Relevance: Sociology Paper: I: Sociological Thinkers
American sociologist and scholar whose theory of social action influenced the intellectual bases of several disciplines of modern Sociology. His work is concerned with a general theoretical system for the analysis of society rather than with narrower emperical studies. He is credited with having introduced the work of Max Weber and Vilfredo Pareto to American sociology.
Parsons was one of the most influential structural functionalists of the 1950s. As a functionalist, he was concerned with how elements of society were functional for a society. He was also concerned with social order, but argued that order and stability in a society are the result of the influence of certain values in society, rather than in structure such as the economic system.
For example, he believed that stable, supportive families are the key to successful socialization. Parsons also contributed to our understanding of medicine, arguing that medicine is our strategy to keep members of a society healthy, and illness is dysfunctional because it undermines people’s ability to perform their roles in a society. Finally, he argued that U.S. society needs to find roles for the elderly.
Sexual Division of Labor
Parsons saw the family as operating most efficiently with clear-cut sexual divisions of labor and in turn, creates a complementary set of roles that links men and women together. From this perspective, women should carry out expressive roles, providing care and security to children, while offering them emotional support. Men, on the other hand, would perform an instrumental role – more importantly, being the breadwinner for the family. In other words, women would take the role of managing the household and raising children, while men provide financial support by working outside the home. According to Parsons, this complementary division of labor would ensure stability of the family.
System of social action
Social actions are guided by the following three systems which may also be called as three aspects of the systems of social action Personality system: This aspect of the system of social action is responsible for the needs for fulfilment of which the man makes effort and performs certain actions. But once man makes efforts he has to meet certain conditions. These situations have definite meaning and they are distinguished by various symbols and symptoms. Various elements of the situation come to have several meanings for ego as signs or symbols which become relevant to the organization of his expectation system.
Cultural system:
Once the process of the social action develops the symbols and the signs acquire general meaning. They also develop as a result of systematised system and ultimately when different actors under a particular cultural system perform various social interactions, special situation develops.
Social System:
A social system consists in a plurity of individual actor’s interacting with each other in a situation which has at least a physical or environmental aspect actors are motivated in terms of tendency to the optimization of gratification and whose relations to the situation including each other is defined and motivated in terms of system of culturally structured and shaped symbols.

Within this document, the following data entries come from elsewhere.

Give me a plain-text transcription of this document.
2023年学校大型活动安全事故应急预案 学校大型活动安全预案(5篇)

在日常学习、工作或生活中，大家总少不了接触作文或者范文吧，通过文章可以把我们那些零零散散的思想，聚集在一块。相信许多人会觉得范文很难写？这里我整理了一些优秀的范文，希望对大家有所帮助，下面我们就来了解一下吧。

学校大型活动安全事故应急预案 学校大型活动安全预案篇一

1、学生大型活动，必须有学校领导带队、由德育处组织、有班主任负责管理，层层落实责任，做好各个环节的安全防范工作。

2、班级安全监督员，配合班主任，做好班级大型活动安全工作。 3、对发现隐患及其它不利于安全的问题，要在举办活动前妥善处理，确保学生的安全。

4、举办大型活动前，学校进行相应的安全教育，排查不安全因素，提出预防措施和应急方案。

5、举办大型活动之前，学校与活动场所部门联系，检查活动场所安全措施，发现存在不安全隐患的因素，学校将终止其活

In Parson’s view each of the three main type of social action systems-culture, personality and social systems has a distinctive coordinative role in the action process and therefore has some degree of causal autonomy. Thus personalities organize the total set of learned needs, demands and action choices of individual actors, no two of whom are alike.

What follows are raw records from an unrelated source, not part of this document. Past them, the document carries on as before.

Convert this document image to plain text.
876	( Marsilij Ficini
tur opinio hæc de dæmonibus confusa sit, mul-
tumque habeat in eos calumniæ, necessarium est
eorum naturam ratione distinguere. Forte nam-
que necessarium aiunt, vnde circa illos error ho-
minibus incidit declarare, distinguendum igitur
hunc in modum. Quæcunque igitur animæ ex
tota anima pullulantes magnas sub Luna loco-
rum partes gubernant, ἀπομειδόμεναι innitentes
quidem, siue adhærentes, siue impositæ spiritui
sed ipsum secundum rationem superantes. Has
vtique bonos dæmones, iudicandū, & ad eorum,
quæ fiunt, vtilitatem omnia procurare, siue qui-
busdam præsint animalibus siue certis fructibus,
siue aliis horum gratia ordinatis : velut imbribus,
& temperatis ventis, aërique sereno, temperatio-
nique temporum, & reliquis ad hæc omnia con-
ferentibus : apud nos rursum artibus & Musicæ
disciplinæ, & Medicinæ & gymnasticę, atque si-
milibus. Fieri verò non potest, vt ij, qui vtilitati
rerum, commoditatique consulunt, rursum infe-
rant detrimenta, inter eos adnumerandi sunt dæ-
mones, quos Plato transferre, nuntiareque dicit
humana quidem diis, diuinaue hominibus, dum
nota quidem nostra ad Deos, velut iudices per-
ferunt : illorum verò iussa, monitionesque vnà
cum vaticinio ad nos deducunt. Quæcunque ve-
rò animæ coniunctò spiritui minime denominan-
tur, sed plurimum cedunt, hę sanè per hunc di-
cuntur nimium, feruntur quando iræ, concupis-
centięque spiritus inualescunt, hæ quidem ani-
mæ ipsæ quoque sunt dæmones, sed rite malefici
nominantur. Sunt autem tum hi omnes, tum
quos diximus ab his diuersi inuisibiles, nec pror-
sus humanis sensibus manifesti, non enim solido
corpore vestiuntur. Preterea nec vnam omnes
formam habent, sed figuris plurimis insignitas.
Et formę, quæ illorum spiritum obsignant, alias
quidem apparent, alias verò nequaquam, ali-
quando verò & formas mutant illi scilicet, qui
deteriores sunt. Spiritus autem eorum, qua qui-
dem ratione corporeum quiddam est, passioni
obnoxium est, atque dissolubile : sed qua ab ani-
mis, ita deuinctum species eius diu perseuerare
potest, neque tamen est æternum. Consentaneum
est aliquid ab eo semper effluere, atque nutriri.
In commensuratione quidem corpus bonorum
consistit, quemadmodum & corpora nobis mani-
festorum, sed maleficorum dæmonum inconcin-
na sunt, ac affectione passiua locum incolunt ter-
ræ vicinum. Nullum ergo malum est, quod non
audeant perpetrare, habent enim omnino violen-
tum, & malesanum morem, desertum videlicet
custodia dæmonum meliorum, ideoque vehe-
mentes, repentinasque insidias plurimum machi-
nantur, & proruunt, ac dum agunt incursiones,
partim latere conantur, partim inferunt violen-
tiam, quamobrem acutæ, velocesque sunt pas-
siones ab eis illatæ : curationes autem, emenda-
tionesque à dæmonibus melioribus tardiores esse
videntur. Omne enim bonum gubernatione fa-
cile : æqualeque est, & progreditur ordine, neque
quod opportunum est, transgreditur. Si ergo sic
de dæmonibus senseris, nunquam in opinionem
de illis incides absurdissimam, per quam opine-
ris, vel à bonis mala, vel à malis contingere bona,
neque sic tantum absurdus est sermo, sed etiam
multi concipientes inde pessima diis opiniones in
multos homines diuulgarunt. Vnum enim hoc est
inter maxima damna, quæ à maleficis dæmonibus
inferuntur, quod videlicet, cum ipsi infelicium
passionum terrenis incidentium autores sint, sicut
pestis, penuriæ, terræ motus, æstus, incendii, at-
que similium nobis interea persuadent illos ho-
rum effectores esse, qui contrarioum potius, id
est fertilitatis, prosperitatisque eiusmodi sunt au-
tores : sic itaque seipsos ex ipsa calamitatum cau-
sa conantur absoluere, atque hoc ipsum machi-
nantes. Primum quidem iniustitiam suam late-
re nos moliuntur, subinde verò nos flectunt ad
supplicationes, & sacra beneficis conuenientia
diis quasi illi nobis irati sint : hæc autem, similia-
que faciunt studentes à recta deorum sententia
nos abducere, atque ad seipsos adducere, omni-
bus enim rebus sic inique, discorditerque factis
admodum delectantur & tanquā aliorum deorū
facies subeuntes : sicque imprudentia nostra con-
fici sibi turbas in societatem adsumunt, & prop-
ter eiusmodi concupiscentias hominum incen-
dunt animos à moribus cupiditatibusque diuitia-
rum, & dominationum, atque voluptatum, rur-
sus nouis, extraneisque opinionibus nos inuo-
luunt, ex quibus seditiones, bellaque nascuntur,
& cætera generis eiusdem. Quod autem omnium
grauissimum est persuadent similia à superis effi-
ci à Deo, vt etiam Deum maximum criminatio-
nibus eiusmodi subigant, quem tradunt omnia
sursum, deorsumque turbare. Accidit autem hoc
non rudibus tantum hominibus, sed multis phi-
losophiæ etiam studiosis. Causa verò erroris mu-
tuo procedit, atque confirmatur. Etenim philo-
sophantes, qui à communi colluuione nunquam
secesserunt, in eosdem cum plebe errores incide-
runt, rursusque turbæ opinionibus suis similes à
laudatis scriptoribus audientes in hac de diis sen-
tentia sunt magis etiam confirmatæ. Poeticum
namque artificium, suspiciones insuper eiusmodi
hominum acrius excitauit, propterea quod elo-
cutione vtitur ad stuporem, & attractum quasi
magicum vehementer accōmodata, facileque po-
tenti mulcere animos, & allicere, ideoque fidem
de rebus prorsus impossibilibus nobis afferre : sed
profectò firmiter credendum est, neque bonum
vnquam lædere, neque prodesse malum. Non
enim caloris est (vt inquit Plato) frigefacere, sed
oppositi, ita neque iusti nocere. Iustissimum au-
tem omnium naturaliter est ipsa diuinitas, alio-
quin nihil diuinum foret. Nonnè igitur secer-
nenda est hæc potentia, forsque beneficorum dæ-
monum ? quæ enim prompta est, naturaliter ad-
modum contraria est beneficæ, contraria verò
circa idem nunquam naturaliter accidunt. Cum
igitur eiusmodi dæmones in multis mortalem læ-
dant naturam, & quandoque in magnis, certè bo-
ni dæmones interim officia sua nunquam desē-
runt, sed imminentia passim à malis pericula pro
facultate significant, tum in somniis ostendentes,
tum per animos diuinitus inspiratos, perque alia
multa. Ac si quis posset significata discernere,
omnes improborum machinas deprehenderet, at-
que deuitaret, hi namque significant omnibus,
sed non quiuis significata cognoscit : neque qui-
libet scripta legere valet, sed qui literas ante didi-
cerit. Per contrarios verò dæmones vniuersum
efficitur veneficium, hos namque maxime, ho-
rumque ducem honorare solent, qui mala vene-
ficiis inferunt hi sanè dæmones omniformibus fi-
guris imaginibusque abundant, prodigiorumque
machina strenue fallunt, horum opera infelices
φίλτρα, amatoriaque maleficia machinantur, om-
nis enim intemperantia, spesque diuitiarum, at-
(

Every social system is confronted with 4 functional problems.
These problems are those of pattern maintenance, integration, goal attainment and adaptation.

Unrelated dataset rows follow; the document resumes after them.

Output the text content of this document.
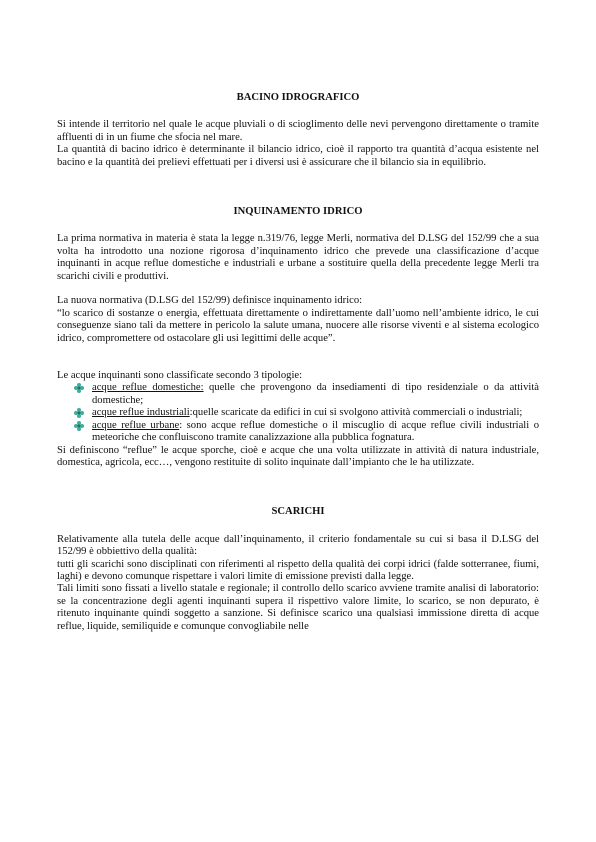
BACINO IDROGRAFICO

Si intende il territorio nel quale le acque pluviali o di scioglimento delle nevi pervengono direttamente o tramite affluenti di in un fiume che sfocia nel mare.

La quantità di bacino idrico è determinante il bilancio idrico, cioè il rapporto tra quantità d’acqua esistente nel bacino e la quantità dei prelievi effettuati per i diversi usi è assicurare che il bilancio sia in equilibrio.

INQUINAMENTO IDRICO

La prima normativa in materia è stata la legge n.319/76, legge Merli, normativa del D.LSG del 152/99 che a sua volta ha introdotto una nozione rigorosa d’inquinamento idrico che prevede una classificazione d’acque inquinanti in acque reflue domestiche e industriali e urbane a sostituire quella della precedente legge Merli tra scarichi civili e produttivi.

La nuova normativa (D.LSG del 152/99) definisce inquinamento idrico:

“lo scarico di sostanze o energia, effettuata direttamente o indirettamente dall’uomo nell’ambiente idrico, le cui conseguenze siano tali da mettere in pericolo la salute umana, nuocere alle risorse viventi e al sistema ecologico idrico, compromettere od ostacolare gli usi legittimi delle acque”.

Le acque inquinanti sono classificate secondo 3 tipologie:

acque reflue domestiche: quelle che provengono da insediamenti di tipo residenziale o da attività domestiche;
acque reflue industriali:quelle scaricate da edifici in cui si svolgono attività commerciali o industriali;
acque reflue urbane: sono acque reflue domestiche o il miscuglio di acque reflue civili industriali o meteoriche che confluiscono tramite canalizzazione alla pubblica fognatura.

Si definiscono “reflue” le acque sporche, cioè e acque che una volta utilizzate in attività di natura industriale, domestica, agricola, ecc…, vengono restituite di solito inquinate dall’impianto che le ha utilizzate.

SCARICHI

Relativamente alla tutela delle acque dall’inquinamento, il criterio fondamentale su cui si basa il D.LSG del 152/99 è obbiettivo della qualità:

tutti gli scarichi sono disciplinati con riferimenti al rispetto della qualità dei corpi idrici (falde sotterranee, fiumi, laghi) e devono comunque rispettare i valori limite di emissione previsti dalla legge.

Tali limiti sono fissati a livello statale e regionale; il controllo dello scarico avviene tramite analisi di laboratorio: se la concentrazione degli agenti inquinanti supera il rispettivo valore limite, lo scarico, se non depurato, è ritenuto inquinante quindi soggetto a sanzione. Si definisce scarico una qualsiasi immissione diretta di acque reflue, liquide, semiliquide e comunque convogliabile nelle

Pattern maintenance refers to the need to maintain and reinforce the basic values of the social system and to resolve tensions that emerge from continuous commitment to these values.
Integration refers to the allocation of rights and obligations, rewards and facilities to ensure the harmony of relations between members of the social system.
Goal attainment involves the necessity of mobilizing actors and resources in organized ways for the attainment of specific goals.
Adaptation refers to the need for the production or acquisition of generalized facilities or resources that can be employed in the attainment of various specific goals.
Social systems tend to differentiate these problems so as to increase the functional capabilities of the system. Such differentiation whether through the temporal specialization of a structurally undifferentiated unit or through the emergence of two or more structurally distinct units from one undifferentiated unit is held to constitute a major verification of the fourfold functionalist schema. It also provides the framework within which are examined the plural interchanges that occur between structurally differentiated units to provide them with the inputs they require in the performance of their functions and to enable them to dispose of the outputs they produce.
Pattern Variables
Affectivity vs affectivity neutrality
The pattern is affective when an organized action system emphasizes gratification that is when an actor tries to avoid pain and to maximize pleasure; the pattern is affectively neutral when it imposes discipline and renouncement or deferment of some gratifications in favour of other interests.
Self-orientation vs collectivity orientation:
This dichotomy depends on social norms or shared expectations which define as legitimate the pursuit of the actor’s private interests or obligate him to act in the interests of the group.
Particularism vs universalism:
The former refers to standards determined by an actor’s particular relations with particular relations with a particular object; the latter refers to value standards that are highly generalized.
Quality vs performance:
The choice between modalities of the social object. This is the dilemma of according primary treatment to an object on the basis of what it is in itself an inborn quality or what it does and quality of its performance. The former involves defining people on the basis of certain attributes such as age, sex, color, nationality etc; the latter defines people on the basis of their abilities.
Diffusion vs specificity:
This is the dilemma of defining the relations borne by object to actor as indefinitely wide in scope, infinitely broad in involvement morally obligating and significant in pluralistic situations or specifically limited in scope and involvement.